Tasak wycięty z blachy stalowej. Nad trapezowatym ostrzem sylwetka lisa. Głowa zwierzęcia uniesiona do góry, pysk długi, niewielkie ucho, oczy zaznaczone wgłębieniem. Ciało lisa szczupłe, proporcjonalne, wsparte na czterech krótkich nogach. Długi ogon obłożony z obu stron warstwą drewna stanowi ergonomiczny uchwyt. Okładzina wygładzona, przymocowana do rdzenia dwoma żelaznymi nitami.
Lektura „Listy produktów tradycyjnych” prowadzonej przez Ministerstwo Rolnictwa i Rozwoju Wsi, skłania do zastanowienia nad miejscem mięsa w naszych tradycjach żywieniowych. Z przekonującej infografiki wynika, że w 7 polskich województwach, wśród produktów tradycyjnych podzielonych na 10 kategorii, dominują produkty mięsne. W rankingu prym wiedzie województwo podkarpackie z 75 rodzajami mięsiw na liście (blisko 1/3 wszystkich produktów). Podobne wielkości charakteryzują województwo małopolskie, gdzie na 203 produkty, 59 to tradycyjne kiełbasy, boczki, szynki, polędwice i kabanosy. W pozostałych województwach, z jednym wyjątkiem, mięsa plasują się w pierwszej czwórce. Może się zatem wydawać, że nasze społeczeństwo o chłopskich korzeniach, odziedziczyło po przodkach szczególnie bogate mięsne tradycje i praktykowaną z zamiłowaniem mięsożerność. Jednak zagłębiwszy się w opisy tradycyjnych produktów mięsnych, możemy przeczytać, m.in. że „dawniej syneckę tradycyjną z Kasinki spożywano rzadko, uchodziła za produkt luksusowy.

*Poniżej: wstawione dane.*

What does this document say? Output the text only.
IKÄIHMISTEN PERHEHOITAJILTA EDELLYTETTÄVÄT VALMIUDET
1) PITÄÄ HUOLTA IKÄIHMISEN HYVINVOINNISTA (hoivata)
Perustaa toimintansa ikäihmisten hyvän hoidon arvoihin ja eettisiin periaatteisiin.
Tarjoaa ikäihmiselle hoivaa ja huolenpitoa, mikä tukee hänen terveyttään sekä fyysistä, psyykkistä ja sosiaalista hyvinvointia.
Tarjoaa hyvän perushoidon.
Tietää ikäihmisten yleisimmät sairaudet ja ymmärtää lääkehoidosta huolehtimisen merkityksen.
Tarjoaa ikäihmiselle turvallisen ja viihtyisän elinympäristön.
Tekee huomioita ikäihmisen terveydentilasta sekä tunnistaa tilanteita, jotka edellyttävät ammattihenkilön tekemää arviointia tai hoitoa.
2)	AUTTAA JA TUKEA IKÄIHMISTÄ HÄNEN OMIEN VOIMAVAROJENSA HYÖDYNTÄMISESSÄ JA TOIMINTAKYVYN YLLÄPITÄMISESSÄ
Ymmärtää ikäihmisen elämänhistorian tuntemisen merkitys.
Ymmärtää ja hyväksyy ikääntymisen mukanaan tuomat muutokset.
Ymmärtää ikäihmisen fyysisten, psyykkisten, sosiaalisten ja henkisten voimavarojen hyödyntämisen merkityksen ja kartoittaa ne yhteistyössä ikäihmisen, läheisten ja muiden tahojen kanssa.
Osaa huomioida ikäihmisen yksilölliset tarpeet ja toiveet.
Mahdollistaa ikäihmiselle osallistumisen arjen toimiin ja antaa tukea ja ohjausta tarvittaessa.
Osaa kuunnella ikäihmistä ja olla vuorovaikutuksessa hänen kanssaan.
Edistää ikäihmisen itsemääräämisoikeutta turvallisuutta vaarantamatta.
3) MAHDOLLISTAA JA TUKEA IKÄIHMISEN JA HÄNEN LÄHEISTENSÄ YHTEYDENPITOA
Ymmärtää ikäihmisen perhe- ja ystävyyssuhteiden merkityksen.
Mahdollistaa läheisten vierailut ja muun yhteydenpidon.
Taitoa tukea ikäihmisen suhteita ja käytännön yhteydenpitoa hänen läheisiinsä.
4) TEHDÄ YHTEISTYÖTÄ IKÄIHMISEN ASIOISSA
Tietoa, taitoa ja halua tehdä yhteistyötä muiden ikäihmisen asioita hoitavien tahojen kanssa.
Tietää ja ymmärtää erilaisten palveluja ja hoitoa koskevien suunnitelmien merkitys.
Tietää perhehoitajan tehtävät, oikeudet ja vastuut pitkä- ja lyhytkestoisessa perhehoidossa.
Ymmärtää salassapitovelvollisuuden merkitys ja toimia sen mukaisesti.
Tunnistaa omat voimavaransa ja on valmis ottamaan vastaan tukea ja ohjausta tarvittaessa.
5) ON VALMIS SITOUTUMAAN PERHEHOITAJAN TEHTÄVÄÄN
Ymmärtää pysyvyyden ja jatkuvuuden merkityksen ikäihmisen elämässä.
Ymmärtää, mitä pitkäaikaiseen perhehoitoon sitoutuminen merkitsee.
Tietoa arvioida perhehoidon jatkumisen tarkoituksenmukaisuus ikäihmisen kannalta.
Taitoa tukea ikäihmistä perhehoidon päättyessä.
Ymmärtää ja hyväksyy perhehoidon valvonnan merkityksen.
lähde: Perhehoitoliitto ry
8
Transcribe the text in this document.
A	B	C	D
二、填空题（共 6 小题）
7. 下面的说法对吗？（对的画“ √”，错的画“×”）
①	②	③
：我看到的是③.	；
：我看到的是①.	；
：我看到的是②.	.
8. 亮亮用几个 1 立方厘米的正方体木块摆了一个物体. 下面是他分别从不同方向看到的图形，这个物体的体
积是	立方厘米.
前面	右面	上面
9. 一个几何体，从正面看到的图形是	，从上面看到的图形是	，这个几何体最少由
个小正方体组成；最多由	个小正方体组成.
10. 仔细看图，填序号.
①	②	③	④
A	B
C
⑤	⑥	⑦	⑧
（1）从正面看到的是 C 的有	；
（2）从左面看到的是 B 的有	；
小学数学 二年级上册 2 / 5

Pojawiała się w ograniczonych ilościach na weselnych stołach, zwłaszcza w ostatnim ćwierćwieczu XX w. Dopiero ostatnie dwie dekady spowodowały wzrost popularności jej spożycia na wsi”. Zatem „synecka”, wpisana na listę w 2017 roku, ma tradycję zupełnie świeżą. I tak właśnie jest z obecnością mięsa w chłopskim jadle. Potwierdzają to lektury mające bliższy związek z rzeczywistością niż ministerialne spisy i odwołujące się do czasów zdecydowanie dawniejszych niż „ostatnie dwie dekady”.
W „Krakowskiem” O. Kolberga (wyd. 1871) czytamy: „W ogóle mięso jadają tylko w wielkie święta, jak: na Wielkanoc, na Zielone Światki i na Boże Narodzenie. Zwyczajnie bowiem sperka (słonina), stare sadło, nie tylko za omastę, ale i za mięso służą. Chłopi sprzedawają zwierzęta na rzeź hodowane rzeźnikom (rzezakom), którzy biją i oprawiają wieprze w korytach. Potrzebne zaś dla siebie mięso kupują. Nie gardzą przytem i zdechliną, i mięsem z chorego a dobitego zwierzęcia; często odkopują biedniejsi zakopane przez kogoś zdechłe bydlę lub świnię (choćby nawet było przez wściekłego psa pokąsane) i takowe spożywają mówiąc: eh, to ta nic nie wadzi, bo święta ziemia wyssała, co było złego”.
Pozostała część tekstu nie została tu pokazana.